I send out a 3rd e-mail stating that I've finished the code as much as possible, and that I can't test the API-specific code due to the computer not working. I finally get a response stating that he was finishing up a trip in New York and that he'd be in town in a few days. At that point we were to meet and try to get another video card working. A few more days went by, and finally, we were set to meet. 9am, Thursday.
I arrive at about 10 till 9 and head upstairs where we met the first time. He works in a musical instruction type of building. Due to all of the expensive equipment, you can only access part of the second floor, the rest is locked off by 2 doors at opposite sides of a winding hallway. My process for handling this in the past was to knock at one door, wait, walk to the other end and knock, wait, then repeat. With each trip, my knocks get louder and louder. Now, you may be shocked as I was, but it was 9:30am and he STILL WASN'T THERE. I really should have known. Being relatively amused by the whole situation, I decided I'd get creative.
As I said, I was in a musical instruction building. This meant there were practice rooms all along the hallway, wide open. With pianos in them. There was never anyone on this floor of the building, either. I figured what better way to get someones attention in another part of the building than to start playing piano? So, I did just that. I sat down, and I just played. My basic line of thinking was that anyone that would be important enough to notice me playing piano and arrive to yell at me would also be important enough to have keys to unlock the door I needed to get into. I gave up after 5 minutes and decided to just leave. As I walked out the front door, I see the contractor walking up the sidewalk. Just a simple "Hi how are you?". I spent the rest of the day explaining all of the code and documentation to him, and never once did he mention being nearly an hour late.

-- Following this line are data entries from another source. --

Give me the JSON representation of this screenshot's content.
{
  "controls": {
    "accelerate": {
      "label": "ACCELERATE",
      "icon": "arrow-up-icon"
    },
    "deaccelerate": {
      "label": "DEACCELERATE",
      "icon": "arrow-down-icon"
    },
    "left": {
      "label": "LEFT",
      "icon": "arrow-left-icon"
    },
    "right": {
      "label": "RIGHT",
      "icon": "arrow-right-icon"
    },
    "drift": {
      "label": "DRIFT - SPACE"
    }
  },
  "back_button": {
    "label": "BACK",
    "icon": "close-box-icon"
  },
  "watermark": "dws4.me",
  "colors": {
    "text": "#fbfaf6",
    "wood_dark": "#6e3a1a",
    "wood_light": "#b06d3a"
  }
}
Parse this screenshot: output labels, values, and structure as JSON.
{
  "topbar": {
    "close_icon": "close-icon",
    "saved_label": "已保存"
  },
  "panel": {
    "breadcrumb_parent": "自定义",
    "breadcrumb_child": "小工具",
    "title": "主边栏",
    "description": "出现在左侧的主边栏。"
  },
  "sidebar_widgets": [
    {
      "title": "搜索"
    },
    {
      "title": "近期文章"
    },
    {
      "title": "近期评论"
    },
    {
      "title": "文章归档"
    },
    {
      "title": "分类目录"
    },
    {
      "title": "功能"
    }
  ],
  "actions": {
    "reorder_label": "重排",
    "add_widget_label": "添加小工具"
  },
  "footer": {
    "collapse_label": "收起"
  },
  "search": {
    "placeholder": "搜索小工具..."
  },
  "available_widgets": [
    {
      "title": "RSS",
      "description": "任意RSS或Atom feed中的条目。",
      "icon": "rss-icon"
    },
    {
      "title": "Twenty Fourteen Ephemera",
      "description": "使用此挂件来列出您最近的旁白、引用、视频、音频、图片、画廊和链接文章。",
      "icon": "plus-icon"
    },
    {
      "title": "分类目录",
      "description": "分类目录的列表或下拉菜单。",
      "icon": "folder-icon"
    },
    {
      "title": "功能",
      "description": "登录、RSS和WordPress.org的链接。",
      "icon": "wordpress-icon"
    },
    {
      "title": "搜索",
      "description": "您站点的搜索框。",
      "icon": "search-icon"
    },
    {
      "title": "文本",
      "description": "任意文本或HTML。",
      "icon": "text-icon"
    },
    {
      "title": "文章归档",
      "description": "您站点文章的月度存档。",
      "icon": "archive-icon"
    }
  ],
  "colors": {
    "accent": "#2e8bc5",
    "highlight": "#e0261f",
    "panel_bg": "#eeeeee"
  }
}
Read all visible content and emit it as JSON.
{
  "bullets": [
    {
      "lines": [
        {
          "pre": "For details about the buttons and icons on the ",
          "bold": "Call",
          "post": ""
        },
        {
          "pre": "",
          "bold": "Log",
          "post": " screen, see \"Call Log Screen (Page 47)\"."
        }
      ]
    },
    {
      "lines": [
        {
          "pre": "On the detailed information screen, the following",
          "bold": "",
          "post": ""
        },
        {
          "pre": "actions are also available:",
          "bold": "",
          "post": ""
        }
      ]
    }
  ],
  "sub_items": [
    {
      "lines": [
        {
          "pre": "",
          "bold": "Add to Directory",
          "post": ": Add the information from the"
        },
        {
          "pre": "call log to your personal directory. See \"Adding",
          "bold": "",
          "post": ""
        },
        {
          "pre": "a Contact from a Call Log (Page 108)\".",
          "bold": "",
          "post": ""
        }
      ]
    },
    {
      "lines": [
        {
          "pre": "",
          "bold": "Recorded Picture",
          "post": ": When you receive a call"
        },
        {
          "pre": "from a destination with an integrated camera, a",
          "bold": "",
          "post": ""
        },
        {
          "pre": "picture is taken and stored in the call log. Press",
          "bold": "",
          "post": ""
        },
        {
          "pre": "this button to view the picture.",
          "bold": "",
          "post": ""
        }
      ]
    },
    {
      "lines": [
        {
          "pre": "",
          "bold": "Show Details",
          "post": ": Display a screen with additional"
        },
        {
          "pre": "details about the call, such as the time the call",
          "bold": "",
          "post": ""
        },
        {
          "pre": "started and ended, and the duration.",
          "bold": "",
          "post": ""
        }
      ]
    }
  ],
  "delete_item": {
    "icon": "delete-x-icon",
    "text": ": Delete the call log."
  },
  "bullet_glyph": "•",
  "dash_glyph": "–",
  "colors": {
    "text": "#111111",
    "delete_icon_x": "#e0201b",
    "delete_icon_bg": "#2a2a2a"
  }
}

The job is done now, and I feel very relived, to say the least. I accomplished a lot, I learned a lot, and I ended up making close to $500. Despite everything, I made sure that I wrote the best code I could, and gave the most informative and helpful documentation possible. At the end of the day, I even like the guy, he's very intelligent, and I'd be "more than happy" to do some future development on this project for him. Of course, if he reads this, he'll immediately know it's about him, but I suppose that's fine. He got the best $500 custom software package imaginable.